Predictive Model for the Risk of Severe Acute Malnutrition in Children

J Nutr Metab. 2019 Jul 1:2019:4740825. doi: 10.1155/2019/4740825. eCollection 2019.

Abstract

Background: The nutritional status is the best indicator of the well-being of the child. Inadequate feeding practices are the main factors that affect physical growth and mental development. The aim of this study was to develop a predictive score of severe acute malnutrition (SAM) in children under 5 years of age.

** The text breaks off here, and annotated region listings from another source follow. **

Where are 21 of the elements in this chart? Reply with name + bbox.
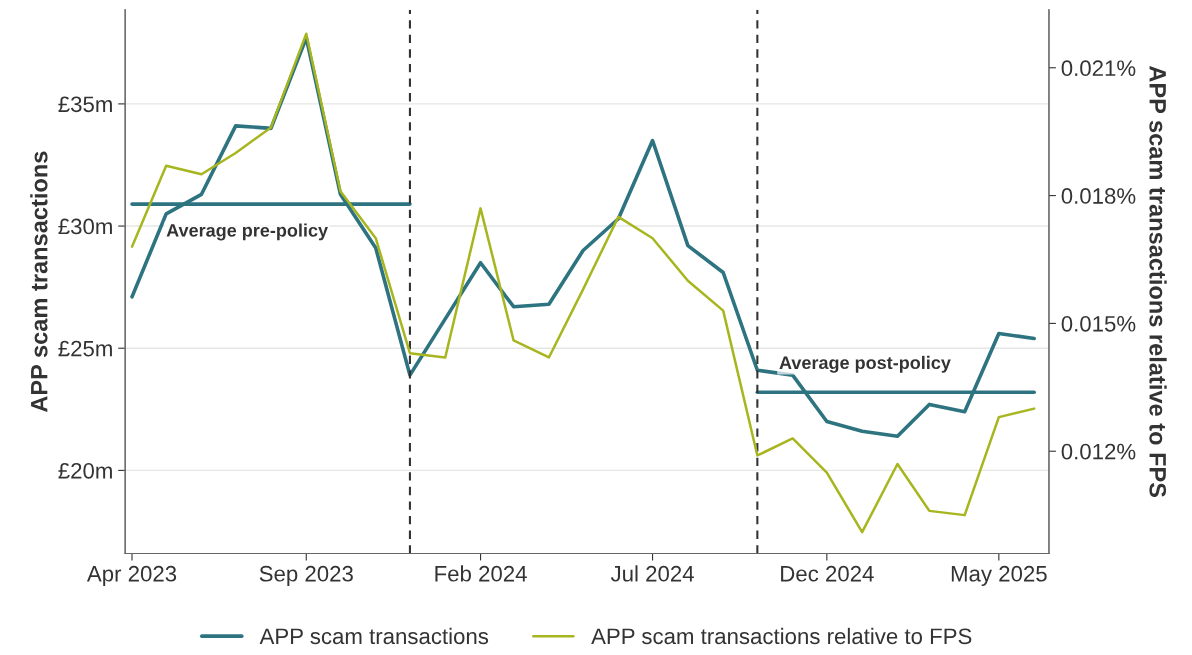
x-tick-label: Sep 2023 <box>259 565 353 586</box>
x-tick-label: Feb 2024 <box>435 565 527 582</box>
annotation: Average post-policy <box>779 355 951 373</box>
x-tick-label: Apr 2023 <box>86 565 177 586</box>
legend-label: APP scam transactions <box>259 627 489 645</box>
x-tick-label: Dec 2024 <box>781 565 874 582</box>
y2-tick-label: 0.015% <box>1061 315 1136 332</box>
y-tick-label: £30m <box>58 218 112 235</box>
x-tick-label: Jul 2024 <box>610 565 694 582</box>
y-tick-label: £25m <box>58 340 112 357</box>
y2-tick-label: 0.018% <box>1061 188 1136 204</box>
legend-label: APP scam transactions relative to FPS <box>591 627 972 645</box>
y2-axis-title: APP scam transactions relative to FPS <box>1149 65 1167 498</box>
y2-tick-label: 0.012% <box>1061 443 1136 460</box>
x-tick-label: May 2025 <box>951 565 1047 586</box>
y-tick-label: £35m <box>58 96 112 113</box>
y2-tick-label: 0.021% <box>1061 60 1136 77</box>
annotation: Average pre-policy <box>166 223 328 241</box>
y-axis-title: APP scam transactions <box>30 151 48 413</box>
y-tick-label: £20m <box>58 462 112 479</box>
line-series <box>130 32 1036 534</box>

Methods: It was a case-control study. The case group (n = 263) consisted of children aged 6 to 59 months admitted to hospital for SAM that was defined by a z-score weight/height < -3 SD or presence of edema of malnutrition. We performed a univariate and multivariate analysis. Discrimination score was assessed using the ROC curve and the calibration of the score by Hosmer-Lemeshow test.

Results: Low birth weight, history of recurrent or chronic diarrhea, daily meal's number less than 3, age of breastfeeding's cessation less than 6 months, age of introduction of complementary diets less than 6 months, maternal age below 25 years, parity less than 5, family history of malnutrition, and number of children under 5 over 2 were predictive factors of SAM. Presence of these nine criteria affects a certain number of points; a score <6 points defines children at low risk of SAM, a score between 6 and 8 points defines a moderate risk of SAM, and a score >8 points presents a high risk of SAM. The area under ROC curve of this score was 0.9685, its sensitivity was 93.5%, and its specificity was 93.1%.

Conclusion: We propose a simple and efficient prediction model for the risk of occurrence of SAM in children under 5 years of age in developing countries. This predictive model of SAM would be a useful and simple clinical tool to identify people at risk, limit high rates of malnutrition, and reduce disease and child mortality registered in developing countries.